-
Notifications
You must be signed in to change notification settings - Fork 332
How far is SPL from vector database?
ChatGPT has made Large Language Model (LLM) popular, and also made vector database popular. The training cost of LLM is too high and the cycle to learn new knowledge for LLM is too long; vector database can act as the “memory” module of LLM, and can find old problems similar to new problems and hand them over to LLM for processing, significantly expanding the application scope of LLM. In fact, vector database has already been utilized in traditional AI and machine learning scenarios, such as face recognition, image search, and voice recognition.
The main task of vector database is to search for the vector similar to the target vector from a massive amount of vector data. Logically, such a task is not difficult to implement, because it is merely a TopN operation, which is easy to code in SQL of traditional relational database. However, due to the inability to define an order on high-dimensional vectors, it is impossible to create an index in advance, and the hard traversing has to be adopted in traditional databases, resulting in a tremendous amount of computation and poor performance. In contrast, vector database is specially optimized for this problem by providing some efficient methods for finding similar vectors, which substantially improves performance.

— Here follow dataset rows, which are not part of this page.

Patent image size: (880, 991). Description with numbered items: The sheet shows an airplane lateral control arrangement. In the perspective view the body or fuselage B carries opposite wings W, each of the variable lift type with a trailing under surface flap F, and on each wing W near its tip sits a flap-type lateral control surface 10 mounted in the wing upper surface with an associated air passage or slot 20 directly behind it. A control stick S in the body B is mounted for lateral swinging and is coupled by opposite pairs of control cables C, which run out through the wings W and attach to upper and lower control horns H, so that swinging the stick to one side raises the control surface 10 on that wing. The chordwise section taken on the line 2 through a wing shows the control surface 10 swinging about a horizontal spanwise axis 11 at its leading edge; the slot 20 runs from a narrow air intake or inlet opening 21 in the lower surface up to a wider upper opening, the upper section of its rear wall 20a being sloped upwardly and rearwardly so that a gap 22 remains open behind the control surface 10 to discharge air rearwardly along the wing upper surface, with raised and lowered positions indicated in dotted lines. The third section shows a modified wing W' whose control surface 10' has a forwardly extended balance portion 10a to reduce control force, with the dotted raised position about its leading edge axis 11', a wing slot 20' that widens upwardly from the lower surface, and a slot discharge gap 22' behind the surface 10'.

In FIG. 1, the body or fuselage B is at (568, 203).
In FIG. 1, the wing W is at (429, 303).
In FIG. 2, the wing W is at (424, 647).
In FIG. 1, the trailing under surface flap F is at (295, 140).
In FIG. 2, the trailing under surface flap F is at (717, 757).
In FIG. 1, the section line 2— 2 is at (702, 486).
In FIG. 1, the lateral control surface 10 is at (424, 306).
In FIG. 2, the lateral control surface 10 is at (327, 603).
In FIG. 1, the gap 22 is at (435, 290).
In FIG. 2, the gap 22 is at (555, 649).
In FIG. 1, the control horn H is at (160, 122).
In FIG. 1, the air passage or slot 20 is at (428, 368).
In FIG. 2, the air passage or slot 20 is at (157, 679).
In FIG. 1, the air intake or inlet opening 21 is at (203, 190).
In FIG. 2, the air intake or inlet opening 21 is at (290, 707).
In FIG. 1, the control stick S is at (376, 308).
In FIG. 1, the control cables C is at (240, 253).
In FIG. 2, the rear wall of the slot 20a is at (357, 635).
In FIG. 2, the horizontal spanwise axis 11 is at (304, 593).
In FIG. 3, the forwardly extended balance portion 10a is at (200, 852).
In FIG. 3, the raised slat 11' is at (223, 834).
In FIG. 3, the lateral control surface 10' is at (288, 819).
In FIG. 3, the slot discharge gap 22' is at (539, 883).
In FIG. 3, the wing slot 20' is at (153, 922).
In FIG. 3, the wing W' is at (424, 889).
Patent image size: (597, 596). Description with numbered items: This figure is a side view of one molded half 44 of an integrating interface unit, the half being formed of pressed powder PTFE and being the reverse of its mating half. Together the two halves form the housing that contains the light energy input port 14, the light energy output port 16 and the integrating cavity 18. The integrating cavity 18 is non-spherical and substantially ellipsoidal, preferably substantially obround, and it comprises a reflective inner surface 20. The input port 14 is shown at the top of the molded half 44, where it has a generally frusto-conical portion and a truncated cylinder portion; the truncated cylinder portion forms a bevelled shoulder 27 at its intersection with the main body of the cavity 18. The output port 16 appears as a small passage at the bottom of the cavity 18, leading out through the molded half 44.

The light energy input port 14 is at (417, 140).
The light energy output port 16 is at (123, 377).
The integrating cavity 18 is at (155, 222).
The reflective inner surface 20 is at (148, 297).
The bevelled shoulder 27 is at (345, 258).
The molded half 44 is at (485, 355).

The vector database is seemly a kind of special-purpose database that can implement vector search after loading the vector data, after all, it is the way we use relational database - load the structured data and then implement query in SQL, which usually doesn’t need to care about how SQL is parsed and optimized by database.
However, vector database is not that simple; the process of implementing vector search in vector database is complex and scenario specific, which can be seen in the following aspects:
1. Vector database usually does not provide a syntax as simple and easy to use as SQL syntax of relational database, and only provides APIs of basic algorithms; programmers need to resort to relatively basic programming languages (such as C/C++, Java; some slightly advanced languages will provide Python interface) to call such APIs to implement vector search themselves. And, none of these languages except Python provides mature and popular vector data type, resulting in the inconvenience of developing vector-related calculations. Even Python, which provides vector data types, there are still many difficulties in implementing vector-related calculations due to its limited abilities in processing big data and parallel computing. In contrast, such problems don’t exist in relational database, as we can query data directly in SQL, and it usually does not need to rely on the computing abilities of basic programming languages.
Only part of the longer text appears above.